Thursday, January 31, 2013


Dear readers, you may have noticed that I've fallen somewhat behind with my blogging of late. Sorry. Unfortunately that will continue to be the case for the next three weeks when there will be no more updates. The reason is a happy one though, because I will have succeeded in my plan to cross the Pacific without flying. I will be aboard a container ship bound from Australia to North America, embarking here in New Zealand, and alighting in Cartagena, Colombia, just past the Panama Canal. Many people have asked me how I arranged such a thing and whether I will be working aboard. Sadly, gone are the days when you could just turn up at a port and ask around the ships to see if they would be willing to take you as a deckhand for free passage and board. These days the sums of money too large and bureaucracy too stifling* to allow anything like that to happen. Instead you have to pass via dedicated freighter travel agents who facilitate the booking of a limited number of berths on regular cargo routes (and when I say regular I mean that there may be only one or two sailings a month) plied by transcontinental container ships. The number of available spaces is small, but then again not many people want to travel in this manner. Not only does it take substantially longer than flying (19 days instead of 19 hours), but it's even significantly more expensive. My ticket to Colombia is costing roughly twice the equivalent air fare. Instead container ships are for those who stubbornly refuse to fly, are concerned about their carbon footprint (an extra person aboard a container ship has no effect on the amount of fuel used), or perhaps have a shed-load of stuff to take with them (I get 150kg free baggage allowance - it's just a shame I'm going to Colombia rather than from, otherwise I could have defrayed my costs by taking along some of the country's choice export products). Nevertheless I am sure it will be an adventure and certainly a unique travel experience, though perhaps somewhat monotonous. Yet I have prepared myself for that and have several hundred books with me and over a hundred films as well, so should be able to while away the hours at sea. I suppose it's also a good opportunity to see whether I really get seasick or not...

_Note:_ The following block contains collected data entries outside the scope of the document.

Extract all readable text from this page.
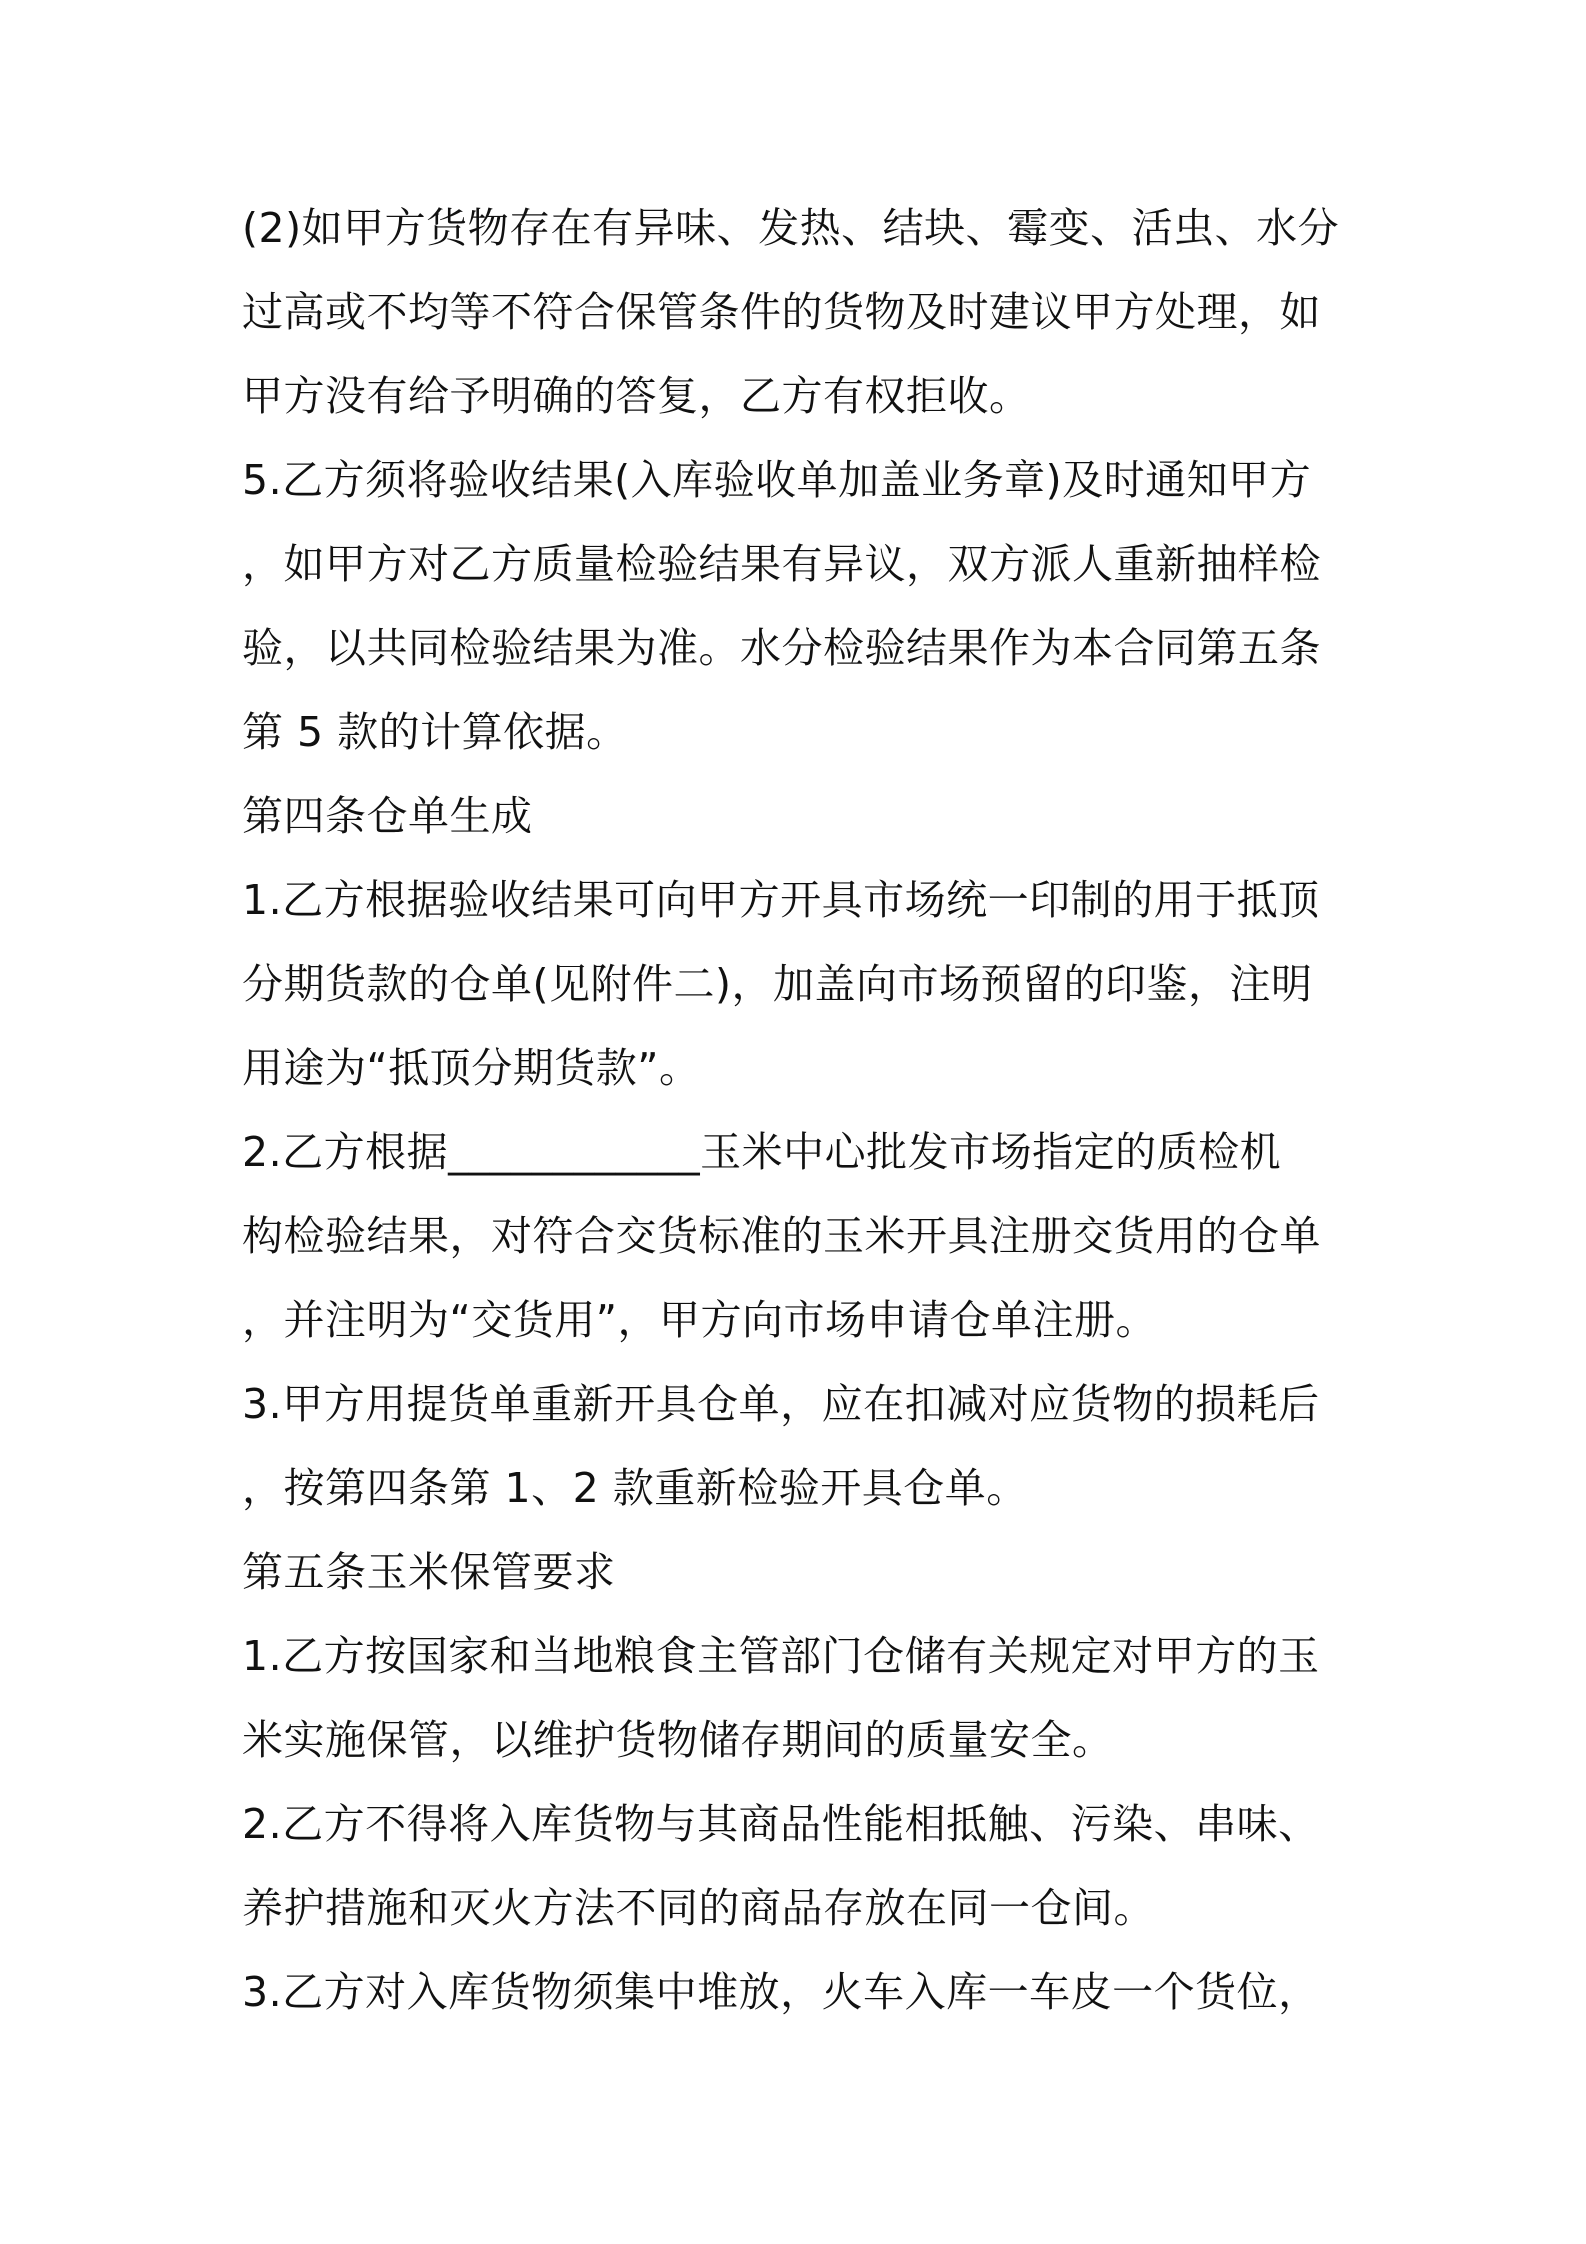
(2)如甲方货物存在有异味、发热、结块、霉变、活虫、水分
过高或不均等不符合保管条件的货物及时建议甲方处理，如
甲方没有给予明确的答复，乙方有权拒收。
5.乙方须将验收结果(入库验收单加盖业务章)及时通知甲方
，如甲方对乙方质量检验结果有异议，双方派人重新抽样检
验，以共同检验结果为准。水分检验结果作为本合同第五条
第 5 款的计算依据。
第四条仓单生成
1.乙方根据验收结果可向甲方开具市场统一印制的用于抵顶
分期货款的仓单(见附件二)，加盖向市场预留的印鉴，注明
用途为“抵顶分期货款”。
2.乙方根据____________玉米中心批发市场指定的质检机
构检验结果，对符合交货标准的玉米开具注册交货用的仓单
，并注明为“交货用”，甲方向市场申请仓单注册。
3.甲方用提货单重新开具仓单，应在扣减对应货物的损耗后
，按第四条第 1、2 款重新检验开具仓单。
第五条玉米保管要求
1.乙方按国家和当地粮食主管部门仓储有关规定对甲方的玉
米实施保管，以维护货物储存期间的质量安全。
2.乙方不得将入库货物与其商品性能相抵触、污染、串味、
养护措施和灭火方法不同的商品存放在同一仓间。
3.乙方对入库货物须集中堆放，火车入库一车皮一个货位，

Distance marker in Auckland. So I will be covering a little over 12,000km in the next three weeks.

*Among the hoops I had to jump through to book this passage (the process was started back in the start of December) was to prove I had insurance, have a medical certificate, and even have my name sent off to the US Department of Homeland Security. I'm now on their books and am looking forward to the American visa application process.


Anonymous said...

Erik, this is stelios. I hope you made it safe to the other side of the water! I wish you all the best in your wild adventure and keep up posted, buddy.

grasya said...

simply awesome. i really do wish to do land and sea travel around the world.. hopefully i can follow your footsteps.